Defy Convention. That was the main theme for the conference. VMware’s plan is to extend their Software-Defined Data Center Strategy with vSphere 5.5, NSX, and vSANs (more on those below) plus the GA announcement of their vSphere Hybrid Cloud Service. On the day 2 keynote, Carl Eschenbach, VMware’s President and COOs presented a humorous demo of how an application owner could request an application via vCloud Automation Center, get instant feedback on cost depending on which type of cloud instance was requested for the app (private, public, hybrid), deploy the app, and get visibility into the health of the app via VMware Operations Manager, while the IT team still retained overall control and governance of the entire solution in the back-end.

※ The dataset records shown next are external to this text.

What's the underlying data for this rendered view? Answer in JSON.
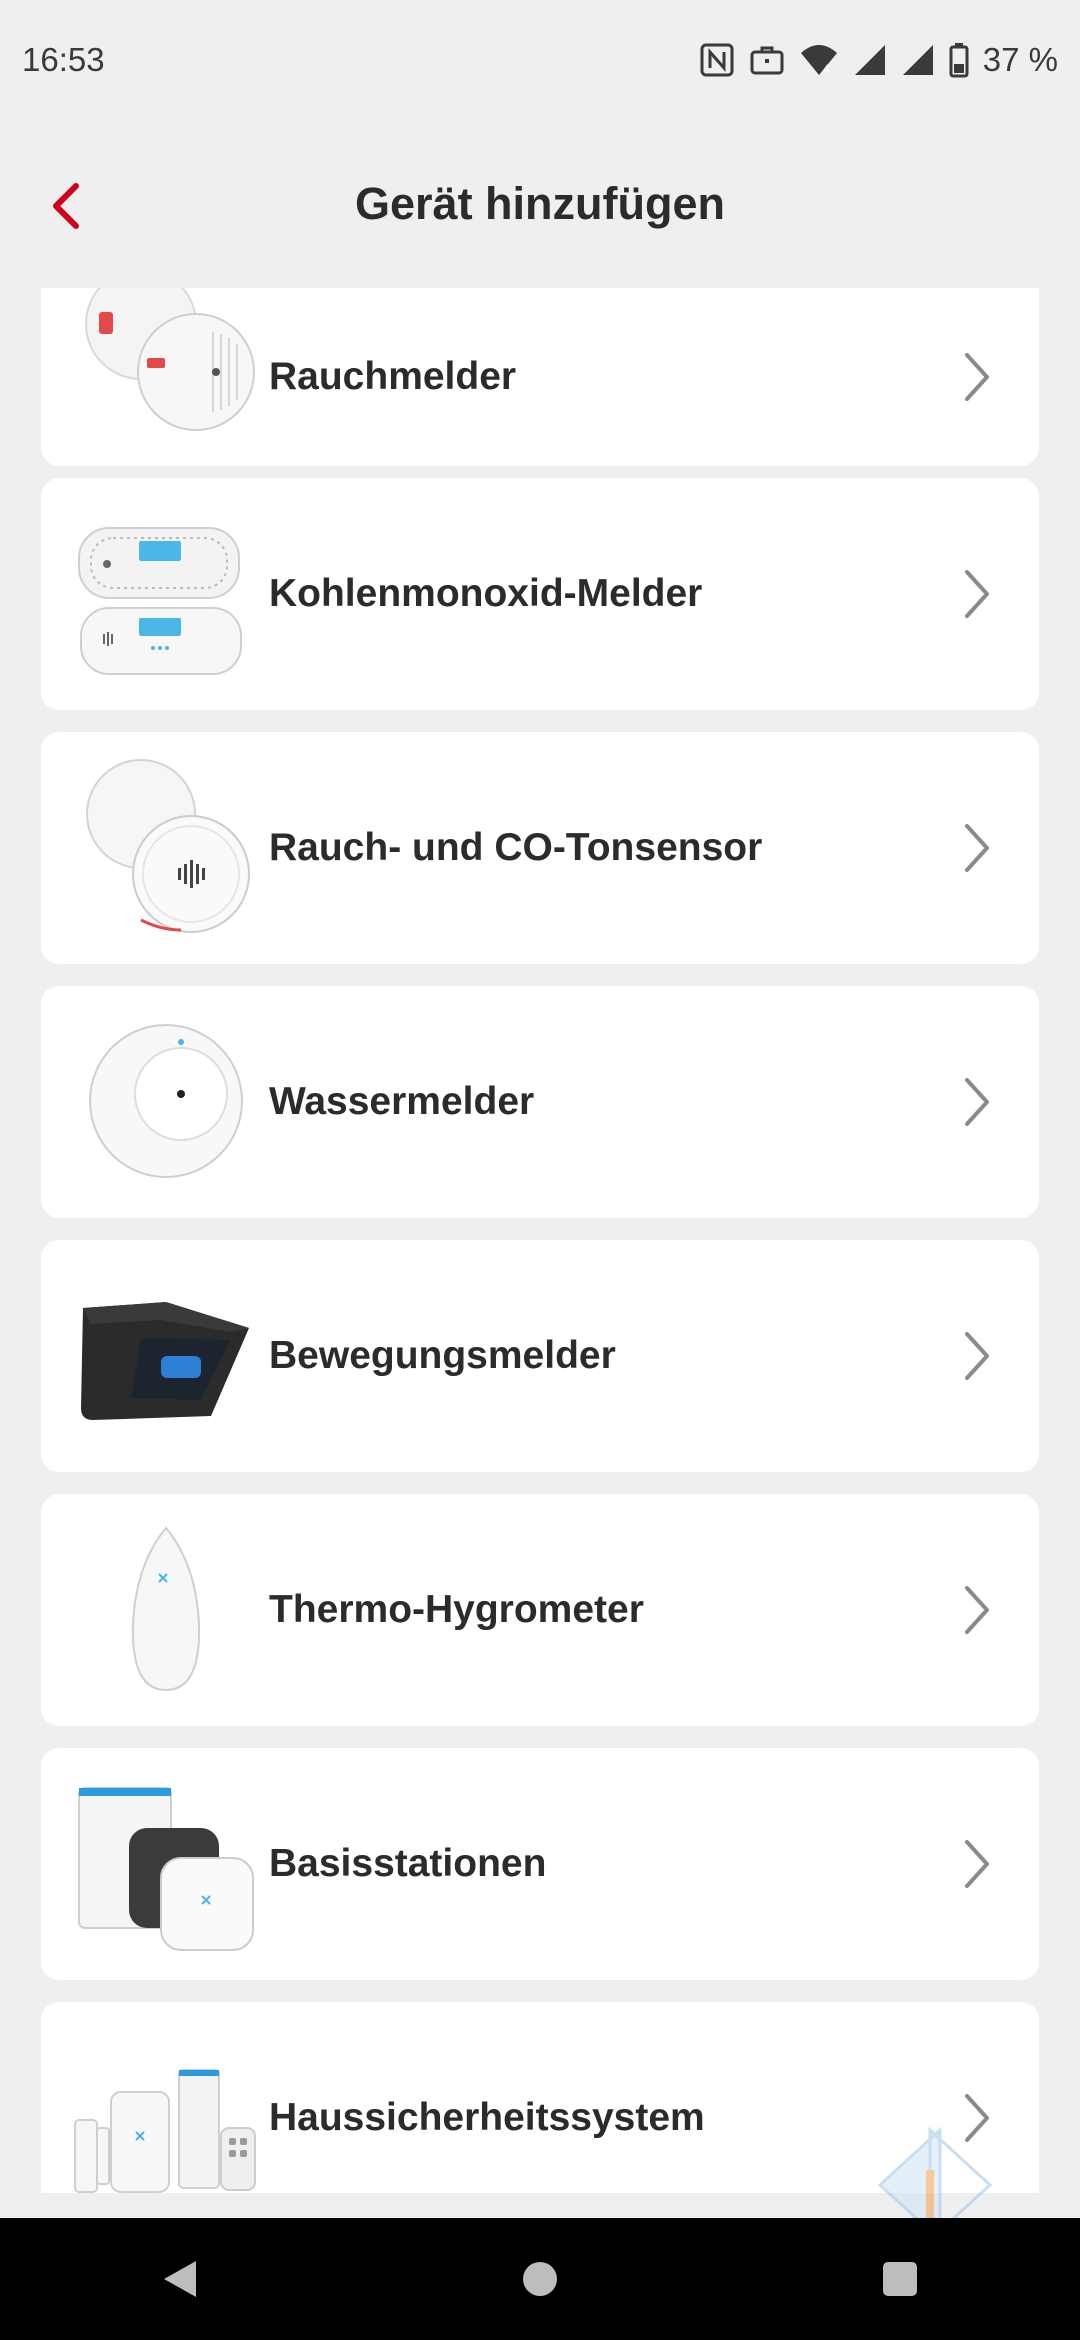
{
  "status_bar": {
    "time": "16:53",
    "battery_text": "37 %",
    "icons": [
      "nfc-icon",
      "briefcase-icon",
      "wifi-icon",
      "signal-icon",
      "signal-icon",
      "battery-icon"
    ]
  },
  "header": {
    "title": "Gerät hinzufügen",
    "back_icon": "chevron-left-icon",
    "accent_color": "#d0021b"
  },
  "devices": [
    {
      "label": "Rauchmelder",
      "icon": "smoke-detector-image"
    },
    {
      "label": "Kohlenmonoxid-Melder",
      "icon": "co-detector-image"
    },
    {
      "label": "Rauch- und CO-Tonsensor",
      "icon": "sound-sensor-image"
    },
    {
      "label": "Wassermelder",
      "icon": "water-detector-image"
    },
    {
      "label": "Bewegungsmelder",
      "icon": "motion-detector-image"
    },
    {
      "label": "Thermo-Hygrometer",
      "icon": "thermo-hygrometer-image"
    },
    {
      "label": "Basisstationen",
      "icon": "base-station-image"
    },
    {
      "label": "Haussicherheitssystem",
      "icon": "home-security-system-image"
    }
  ],
  "nav_bar": {
    "buttons": [
      "back-triangle-icon",
      "home-circle-icon",
      "recents-square-icon"
    ]
  }
}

What’s new in vSphere. VMware announced vSphere 5.5 as well this year. While this release is not as feature-dense as other previous releases, it does promise some interesting enhancements. The most notable ones are:
- 2x performance improvement for mission critical applications
- vSphere App HA
- Support for virtual disks to up to 62 TB
- Virtual Flash (read cache acceleration using local SSDs)
- Storage vMotion support for vSphere replication
- Multi-point in time recovery for vSphere replication
- Big Data Extensions (Think Virtual Hadoop clusters)

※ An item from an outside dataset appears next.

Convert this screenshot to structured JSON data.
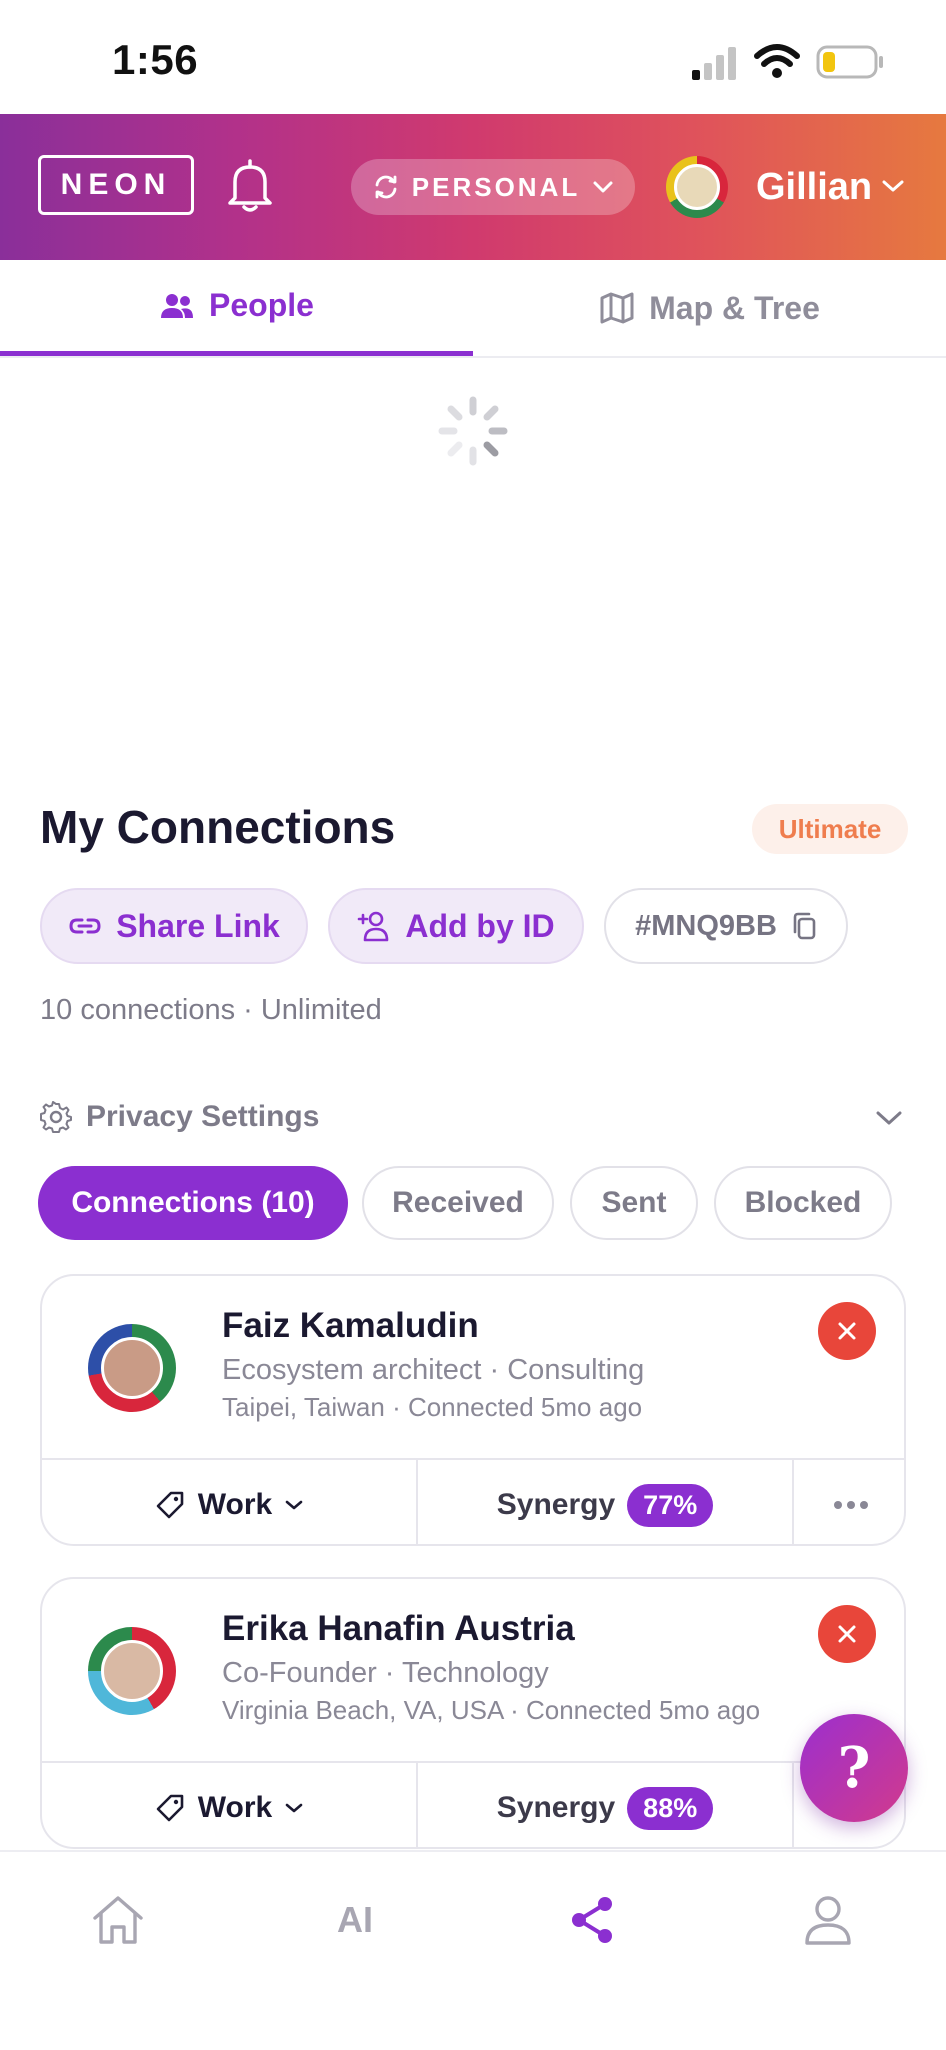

vSAN. vSAN is VMware’s first attempt at delivering software defined storage to the enterprise. VMware introduced vSAN as a public Beta this year, with the intent of going GA some time next year. In a nutshell, vSAN allows you to build a shared datastore via local storage and 10Gb networking across your ESX hosts. Think scale-out, object based RAIN (not RAID) model for vdisks. Need more storage capacity or more performance? Just add another host to the cluster and extend your capacity and performance on the fly. VMware is also building in SSD based caching and policy-based capacity and performance management on a per VMs basis. The nice thing here is vSAN is built into the hypervisor in ESX 5.5, so there are no virtual appliances to worry about. Our initial thoughts here are that VMware is not intending to go after the major SAN vendors out of the gate, but want to provide a complete host-based SAN solution to compete in the ROBO and VDI space, in order to bring storage cost of ownership down and yet provide ample performance. VMware plans to extend some of these policy based management capabilities to external storage providers with VVols in a future release.

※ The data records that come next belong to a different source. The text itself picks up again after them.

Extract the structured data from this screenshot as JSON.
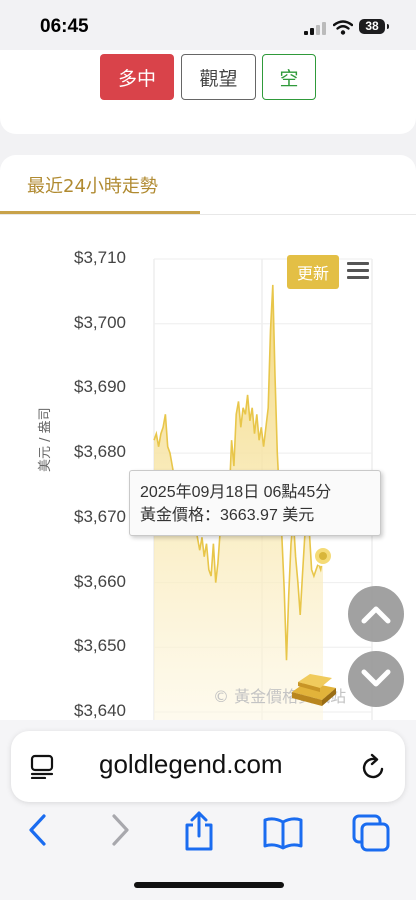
{
  "status": {
    "time": "06:45",
    "battery": "38"
  },
  "vote": {
    "long": "多中",
    "watch": "觀望",
    "short": "空"
  },
  "tab": {
    "label": "最近24小時走勢"
  },
  "chart_data": {
    "type": "area",
    "ylabel": "美元 / 盎司",
    "ylim": [
      3640,
      3710
    ],
    "yticks": [
      "$3,710",
      "$3,700",
      "$3,690",
      "$3,680",
      "$3,670",
      "$3,660",
      "$3,650",
      "$3,640"
    ],
    "series": [
      {
        "values": [
          3682,
          3683,
          3681,
          3683,
          3684,
          3686,
          3681,
          3680,
          3678,
          3676,
          3675,
          3674,
          3673,
          3672,
          3674,
          3673,
          3670,
          3668,
          3669,
          3667,
          3665,
          3667,
          3664,
          3666,
          3662,
          3661,
          3666,
          3660,
          3663,
          3668,
          3672,
          3671,
          3675,
          3674,
          3682,
          3678,
          3686,
          3688,
          3684,
          3687,
          3686,
          3689,
          3685,
          3687,
          3683,
          3686,
          3682,
          3684,
          3681,
          3684,
          3687,
          3699,
          3706,
          3692,
          3680,
          3673,
          3667,
          3659,
          3648,
          3658,
          3666,
          3670,
          3664,
          3660,
          3655,
          3661,
          3667,
          3670,
          3668,
          3662,
          3661,
          3662,
          3663,
          3662,
          3663.97
        ]
      }
    ],
    "colors": {
      "line": "#e8c64a",
      "fill_top": "#f3d77a",
      "fill_bottom": "#fdf7e2"
    }
  },
  "chart": {
    "update_label": "更新",
    "tooltip_date": "2025年09月18日 06點45分",
    "tooltip_price": "黃金價格：3663.97 美元",
    "watermark": "© 黃金價格資訊站"
  },
  "browser": {
    "url": "goldlegend.com"
  },
  "icons": [
    "signal-icon",
    "wifi-icon",
    "menu-icon",
    "gold-bar-icon",
    "chevron-up-icon",
    "chevron-down-icon",
    "reader-icon",
    "reload-icon",
    "back-icon",
    "forward-icon",
    "share-icon",
    "bookmarks-icon",
    "tabs-icon"
  ]
}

For more info on this, visit: http://cormachogan.com/2013/08/26/vsan-part-1-a-first-look-at-vsan/
NSX. VMware announced VMware NSX as their new flagship software defined network strategy solution. NSX is the Nicira product they purchased last year for $1.1 billion. NSX is a full-featured heterogeneous (VMware, OpenStack, KVM, Hyper-V) virtual switch framework with full L2-L7 services and VXLAN overlay technologies built-in to the hypervisor via a network agent. Also, VMware has already built up an impressive list of 3rd party network & security vendors that can integrate their current solutions into the NSX API framework. VMware is looking to streamline the network and security implementation process enabling rapid provisioning in cloud environments. Seems to me that vCNS (good old vShield Edge and App) will either be merged or replaced by NSX in some way in the future. For greater detail on VMware NSX, visit http://blogs.vmware.com/vmware/2013/03/vmware-nsx-network-virtualization.html
vCloud Hybrid Service. VMware dips into the Cloud services market with the GA of their Hybrid Cloud Service (vCHS). As of right now, they have 4 data centers across the US, and are planning on adding 2 more, and are talking to Savvis to extend this even further. VMware demoed the ability to directly access your VMs in the vCHS public cloud environment from the vSphere client via a plug-in. VMware is also building DRaaS, PaaS, and DaaS solutions as well for vCHS.
All in all, VMworld was a pretty interesting conference this year. You can be sure we will be keeping a close eye on all of these VMware technologies and trends.